Paramount Pictures has ditched efforts to raise $400 million to $450 million in film financing through Deutsche Bank that would have helped bankroll its movies over the next two years, the studio said Monday.
Deutsche, which has been a leader in film financing, sought terms that Paramount found too steep.
“The deal terms had evolved to a point where they were unattractive when compared to alternative sources of financing,” said Patricia Rockenwagner, a spokeswoman for the studio.
Investors, stung by disappointing returns from some Hollywood film slates in recent years, are becoming less enamored with risking their money on such a volatile business.
Over the last four years, an estimated $14 billion of film financing has poured into Hollywood’s movie coffers from private equity, hedge funds and other outside investors.
Banks are reeling from the current economic downturn and have been retreating from film financing endeavors -- leaving Hollywood studios scrambling for alternative sources of capital to bankroll their movie slates.

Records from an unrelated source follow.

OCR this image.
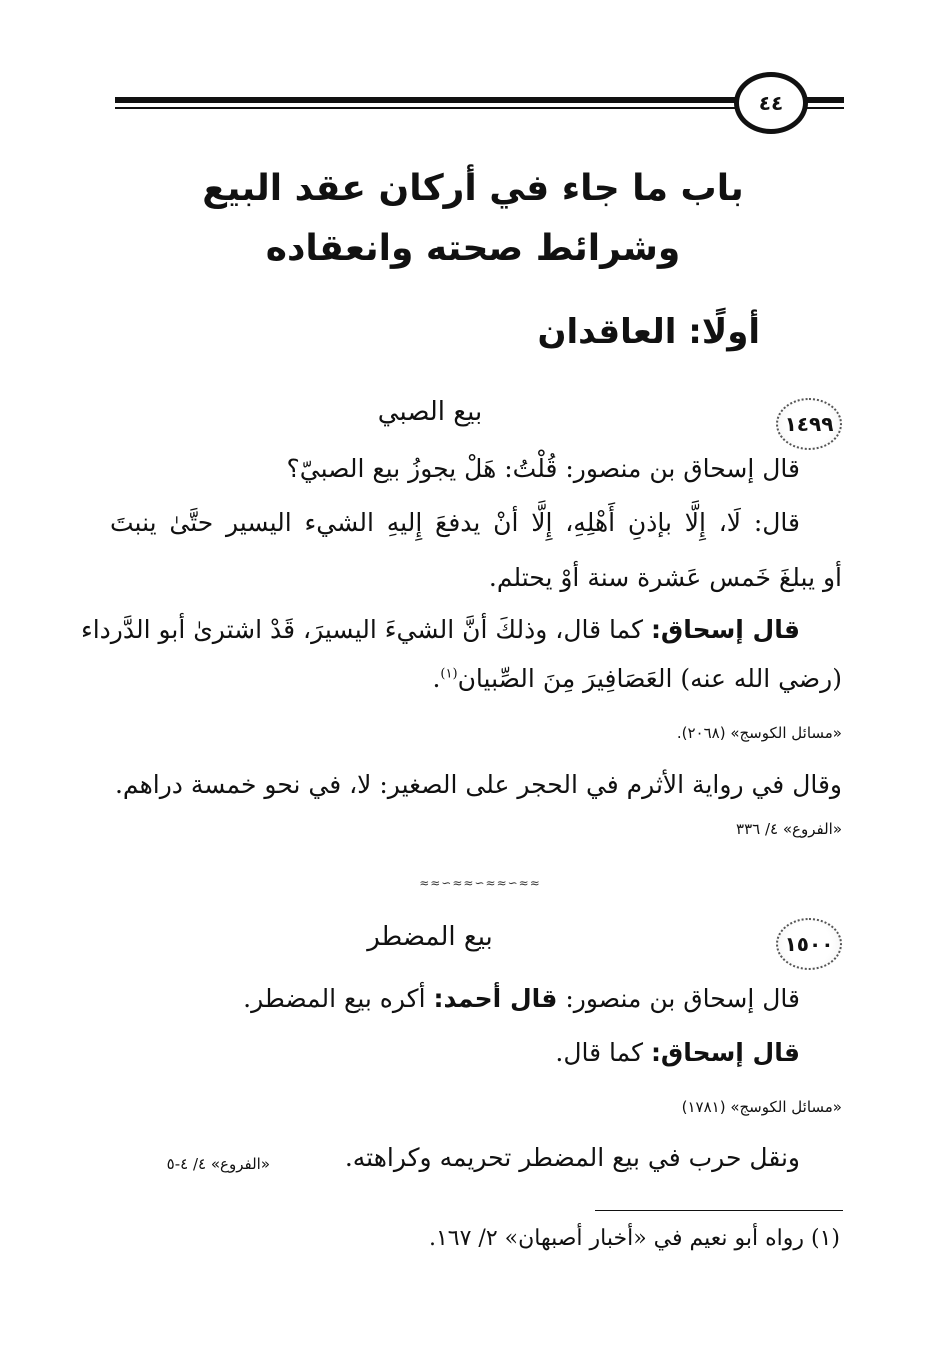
٤٤
باب ما جاء في أركان عقد البيع
وشرائط صحته وانعقاده
أولًا: العاقدان
١٤٩٩
بيع الصبي
قال إسحاق بن منصور: قُلْتُ: هَلْ يجوزُ بيع الصبيّ؟
قال: لَا، إِلَّا بإذنِ أَهْلِهِ، إِلَّا أنْ يدفعَ إِليهِ الشيء اليسير حتَّىٰ ينبتَ
أو يبلغَ خَمس عَشرة سنة أوْ يحتلم.
قال إسحاق: كما قال، وذلكَ أنَّ الشيءَ اليسيرَ، قَدْ اشترىٰ أبو الدَّرداء
(رضي الله عنه) العَصَافِيرَ مِنَ الصِّبيان$^{(١)}$.
«مسائل الكوسج» (٢٠٦٨).
وقال في رواية الأثرم في الحجر على الصغير: لا، في نحو خمسة دراهم.
«الفروع» ٤/ ٣٣٦
≈≈∽≈≈∽≈≈∽≈≈
١٥٠٠
بيع المضطر
قال إسحاق بن منصور: قال أحمد: أكره بيع المضطر.
قال إسحاق: كما قال.
«مسائل الكوسج» (١٧٨١)
ونقل حرب في بيع المضطر تحريمه وكراهته.
«الفروع» ٤/ ٤-٥
(١) رواه أبو نعيم في «أخبار أصبهان» ٢/ ١٦٧.
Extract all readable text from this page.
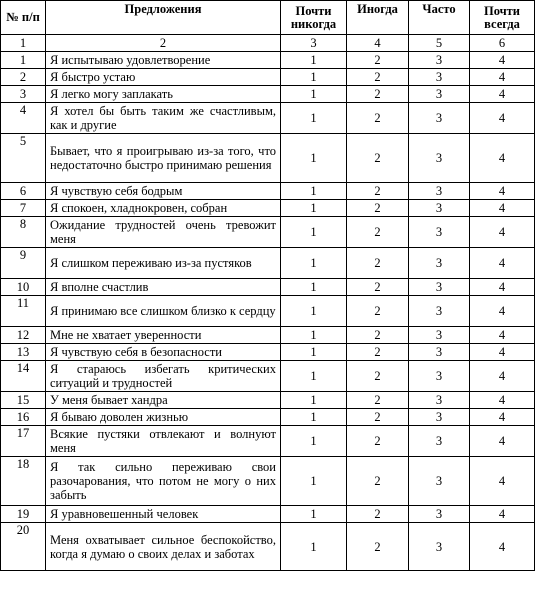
№ п/п	Предложения	Почти никогда	Иногда	Часто	Почти всегда
1	2	3	4	5	6
1	Я испытываю удовлетворение	1	2	3	4
2	Я быстро устаю	1	2	3	4
3	Я легко могу заплакать	1	2	3	4
4	Я хотел бы быть таким же счастливым, как и другие	1	2	3	4
5	Бывает, что я проигрываю из-за того, что недостаточно быстро принимаю решения	1	2	3	4
6	Я чувствую себя бодрым	1	2	3	4
7	Я спокоен, хладнокровен, собран	1	2	3	4
8	Ожидание трудностей очень тревожит меня	1	2	3	4
9	Я слишком переживаю из-за пустяков	1	2	3	4
10	Я вполне счастлив	1	2	3	4
11	Я принимаю все слишком близко к сердцу	1	2	3	4
12	Мне не хватает уверенности	1	2	3	4
13	Я чувствую себя в безопасности	1	2	3	4
14	Я стараюсь избегать критических ситуаций и трудностей	1	2	3	4
15	У меня бывает хандра	1	2	3	4
16	Я бываю доволен жизнью	1	2	3	4
17	Всякие пустяки отвлекают и волнуют меня	1	2	3	4
18	Я так сильно переживаю свои разочарования, что потом не могу о них забыть	1	2	3	4
19	Я уравновешенный человек	1	2	3	4
20	Меня охватывает сильное беспокойство, когда я думаю о своих делах и заботах	1	2	3	4
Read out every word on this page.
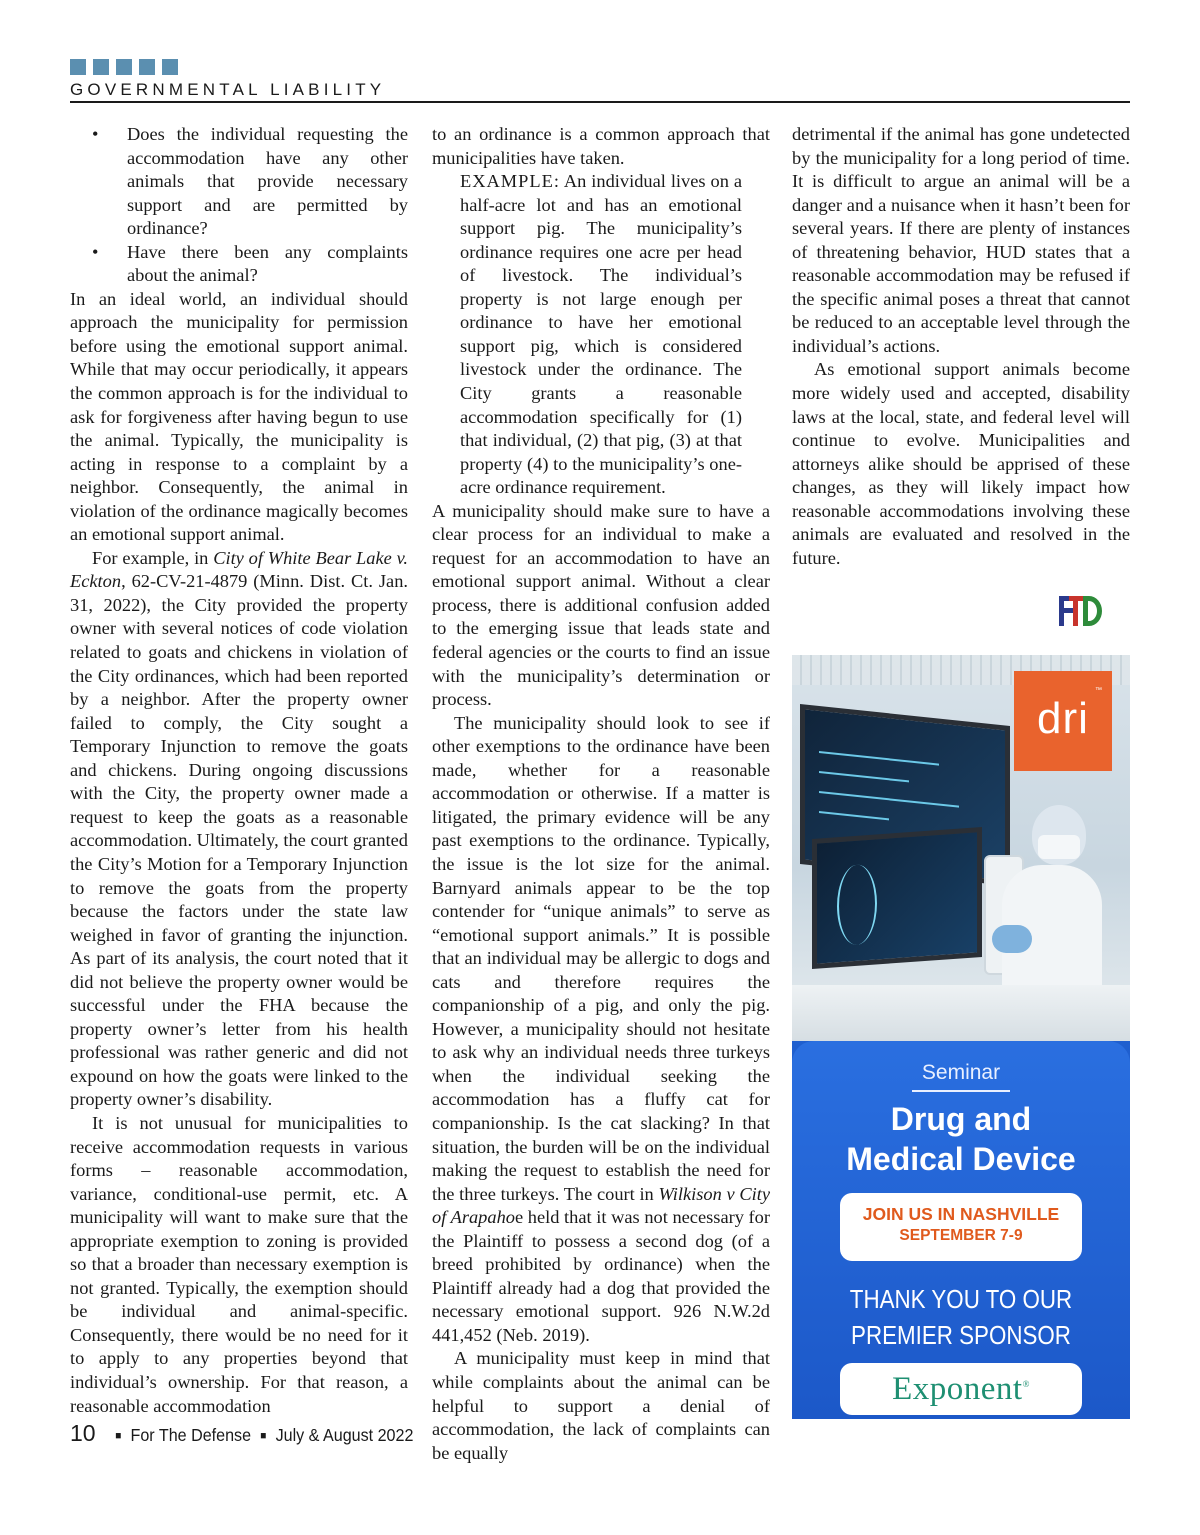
GOVERNMENTAL LIABILITY
• Does the individual requesting the accommodation have any other animals that provide necessary support and are permitted by ordinance?
• Have there been any complaints about the animal?

In an ideal world, an individual should approach the municipality for permission before using the emotional support animal. While that may occur periodically, it appears the common approach is for the individual to ask for forgiveness after having begun to use the animal. Typically, the municipality is acting in response to a complaint by a neighbor. Consequently, the animal in violation of the ordinance magically becomes an emotional support animal.

For example, in City of White Bear Lake v. Eckton, 62-CV-21-4879 (Minn. Dist. Ct. Jan. 31, 2022), the City provided the property owner with several notices of code violation related to goats and chickens in violation of the City ordinances, which had been reported by a neighbor. After the property owner failed to comply, the City sought a Temporary Injunction to remove the goats and chickens. During ongoing discussions with the City, the property owner made a request to keep the goats as a reasonable accommodation. Ultimately, the court granted the City’s Motion for a Temporary Injunction to remove the goats from the property because the factors under the state law weighed in favor of granting the injunction. As part of its analysis, the court noted that it did not believe the property owner would be successful under the FHA because the property owner’s letter from his health professional was rather generic and did not expound on how the goats were linked to the property owner’s disability.

It is not unusual for municipalities to receive accommodation requests in various forms – reasonable accommodation, variance, conditional-use permit, etc. A municipality will want to make sure that the appropriate exemption to zoning is provided so that a broader than necessary exemption is not granted. Typically, the exemption should be individual and animal-specific. Consequently, there would be no need for it to apply to any properties beyond that individual’s ownership. For that reason, a reasonable accommodation

to an ordinance is a common approach that municipalities have taken.

EXAMPLE: An individual lives on a half-acre lot and has an emotional support pig. The municipality’s ordinance requires one acre per head of livestock. The individual’s property is not large enough per ordinance to have her emotional support pig, which is considered livestock under the ordinance. The City grants a reasonable accommodation specifically for (1) that individual, (2) that pig, (3) at that property (4) to the municipality’s one-acre ordinance requirement.

A municipality should make sure to have a clear process for an individual to make a request for an accommodation to have an emotional support animal. Without a clear process, there is additional confusion added to the emerging issue that leads state and federal agencies or the courts to find an issue with the municipality’s determination or process.

The municipality should look to see if other exemptions to the ordinance have been made, whether for a reasonable accommodation or otherwise. If a matter is litigated, the primary evidence will be any past exemptions to the ordinance. Typically, the issue is the lot size for the animal. Barnyard animals appear to be the top contender for “unique animals” to serve as “emotional support animals.” It is possible that an individual may be allergic to dogs and cats and therefore requires the companionship of a pig, and only the pig. However, a municipality should not hesitate to ask why an individual needs three turkeys when the individual seeking the accommodation has a fluffy cat for companionship. Is the cat slacking? In that situation, the burden will be on the individual making the request to establish the need for the three turkeys. The court in Wilkison v City of Arapahoe held that it was not necessary for the Plaintiff to possess a second dog (of a breed prohibited by ordinance) when the Plaintiff already had a dog that provided the necessary emotional support. 926 N.W.2d 441,452 (Neb. 2019).

A municipality must keep in mind that while complaints about the animal can be helpful to support a denial of accommodation, the lack of complaints can be equally

detrimental if the animal has gone undetected by the municipality for a long period of time. It is difficult to argue an animal will be a danger and a nuisance when it hasn’t been for several years. If there are plenty of instances of threatening behavior, HUD states that a reasonable accommodation may be refused if the specific animal poses a threat that cannot be reduced to an acceptable level through the individual’s actions.

As emotional support animals become more widely used and accepted, disability laws at the local, state, and federal level will continue to evolve. Municipalities and attorneys alike should be apprised of these changes, as they will likely impact how reasonable accommodations involving these animals are evaluated and resolved in the future.

dri
™
Seminar
Drug and
Medical Device
JOIN US IN NASHVILLE
SEPTEMBER 7-9
THANK YOU TO OUR
PREMIER SPONSOR
Exponent®
10	■ For The Defense ■ July & August 2022
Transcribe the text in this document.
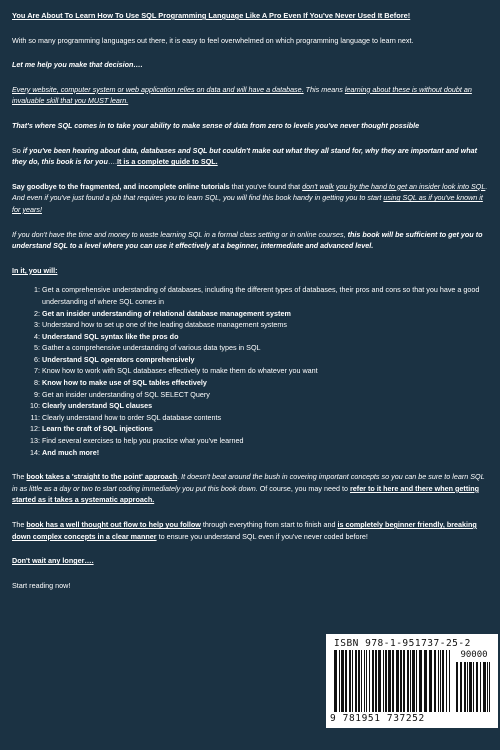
You Are About To Learn How To Use SQL Programming Language Like A Pro Even If You've Never Used It Before!

With so many programming languages out there, it is easy to feel overwhelmed on which programming language to learn next.

Let me help you make that decision….

Every website, computer system or web application relies on data and will have a database. This means learning about these is without doubt an invaluable skill that you MUST learn.

That's where SQL comes in to take your ability to make sense of data from zero to levels you've never thought possible

So if you've been hearing about data, databases and SQL but couldn't make out what they all stand for, why they are important and what they do, this book is for you….It is a complete guide to SQL.

Say goodbye to the fragmented, and incomplete online tutorials that you've found that don't walk you by the hand to get an insider look into SQL. And even if you've just found a job that requires you to learn SQL, you will find this book handy in getting you to start using SQL as if you've known it for years!

If you don't have the time and money to waste learning SQL in a formal class setting or in online courses, this book will be sufficient to get you to understand SQL to a level where you can use it effectively at a beginner, intermediate and advanced level.

In it, you will:

1: Get a comprehensive understanding of databases, including the different types of databases, their pros and cons so that you have a good understanding of where SQL comes in
2: Get an insider understanding of relational database management system
3: Understand how to set up one of the leading database management systems
4: Understand SQL syntax like the pros do
5: Gather a comprehensive understanding of various data types in SQL
6: Understand SQL operators comprehensively
7: Know how to work with SQL databases effectively to make them do whatever you want
8: Know how to make use of SQL tables effectively
9: Get an insider understanding of SQL SELECT Query
10: Clearly understand SQL clauses
11: Clearly understand how to order SQL database contents
12: Learn the craft of SQL injections
13: Find several exercises to help you practice what you've learned
14: And much more!

The book takes a 'straight to the point' approach. It doesn't beat around the bush in covering important concepts so you can be sure to learn SQL in as little as a day or two to start coding immediately you put this book down. Of course, you may need to refer to it here and there when getting started as it takes a systematic approach.

The book has a well thought out flow to help you follow through everything from start to finish and is completely beginner friendly, breaking down complex concepts in a clear manner to ensure you understand SQL even if you've never coded before!

Don't wait any longer….

Start reading now!

ISBN 978-1-951737-25-2
90000
9 781951 737252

Deutsche recently parted ways with its film financing group, a team headed by star banker Laura Fazio. Deutsche had poached Fazio a year ago from Dresdner Kleinwort, where she had helped broker a number of high-profile financing deals including two between 20th Century Fox and Dune Capital Management, one with Paramount and a $1-billion deal between Warner Bros. and Legendary Pictures.
Ted Meyer, a spokesman for Deutsche, said Monday, “I can confirm that they’re no longer with the bank.”
Under the financing package that was being discussed with Deutsche the bank would have financed 25% of the budget of each movie with an investment cap of $30 million.
Meanwhile, Paramount does not plan to seek another overall slate deal through a bank but instead will continue to co-finance its movies on a picture-by-picture basis with partners such as Spyglass Entertainment and Level 1 Entertainment, a person familiar with Paramount’s strategy said. Level 1 is an investor in Paramount’s new “Star Trek” movie set for release next year.
Over the last year, Paramount has made deals with partners such as Spyglass on the recent flop “The Love Guru” and next year’s “G.I. Joe” and with Universal Pictures and Participant Media on this fall’s release “The Soloist.”
The loss of the Deutsche deal “has no impact on our short- or long-term production plans at the studio,” said Paramount Vice Chairman Rob Moore.